I think so. I mean, I think also just to learn from other people and not have to go through the same, same process of learning of trial and error of what scale and what doesn't. And I think that, you know, one way that this gets transferred between companies is people who have, you know, moving between companies, engineers who are like, oh, you know, Twitter does this, Facebook does this and this is their built system. And so there is knowledge that's that is circulated that way. And so, you know, I think that one lesson from that, it kind of helps to build teams that have backgrounds that are diverse from different companies, different industries, because I don't know you get somebody from like the aeronautical industry and they may have like great ideas on reproducibility and testability because they're dealing with systems that planes will crash and they do it wrong.

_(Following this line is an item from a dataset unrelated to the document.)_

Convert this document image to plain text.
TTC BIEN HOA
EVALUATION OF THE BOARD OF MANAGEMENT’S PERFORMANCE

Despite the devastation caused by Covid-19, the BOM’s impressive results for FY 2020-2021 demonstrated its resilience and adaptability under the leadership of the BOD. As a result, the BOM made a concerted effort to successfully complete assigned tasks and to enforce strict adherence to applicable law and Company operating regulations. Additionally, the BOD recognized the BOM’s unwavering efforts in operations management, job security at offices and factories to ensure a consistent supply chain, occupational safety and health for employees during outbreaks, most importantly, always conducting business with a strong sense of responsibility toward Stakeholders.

So, you know, having people from different industries, different backgrounds is probably a big strength there because you're gonna learn that there's probably solutions out there that you are, you're reinventing the wheel for that. Somebody already knows how to, how to solve

Shpat Morina (41:34):

If you happen to hire them. Right.

Steve Weis (41:36):

If you happen to

Shpat Morina (41:37):

Hire on your team and this idea of an open source mentality is what I'm hearing for security and, and, and uh, infrastructure design, um, would probably open that up to even more people.

Steve Weis (41:50):

Yeah. And also open sourcing some of the things that at companies have built internally. I mean, I think that, you know, the challenge with, with some of them is it's so tied into their, their bespoke infrastructure that you can't just lift, you know, a Facebook service and open source and have it be usable for anybody. Um, so, you know, but not everyone is, is a Facebook or Google or, or one of these big companies. And there's probably a lot of, you know, a lot of companies like could benefit from having more open source things. And so like, you know, Google's, um, tin, crypto library is one that I think its great because that's just like, Hey, you use that as crypto library, it's backed by a big company. It's pretty, you know, good, good model to look at of, of just doing the right things by default. And then you don't need to worry about, you know, your engineers using, uh, an insecure mode or insecure key size or you know, it kind of handles a lot of the key rotation for you for so things like that I think are great, uh, developments because, um, again like Google sharing that doesn't hurt Google at all. It just benefits, um, you know, more people using it and um, you know, if you do use it, you, you avoid a lot of problems.

Shpat Morina (42:53):

Great. We should forward this podcast to them after this.

Steve Weis (42:58):

Yeah.

Shpat Morina (42:59):

Well this has been a fun conversation. Um, Steve, thanks for chatting with us today.

Steve Weis (43:04):

Thank you both. This has, uh, been a good conversation.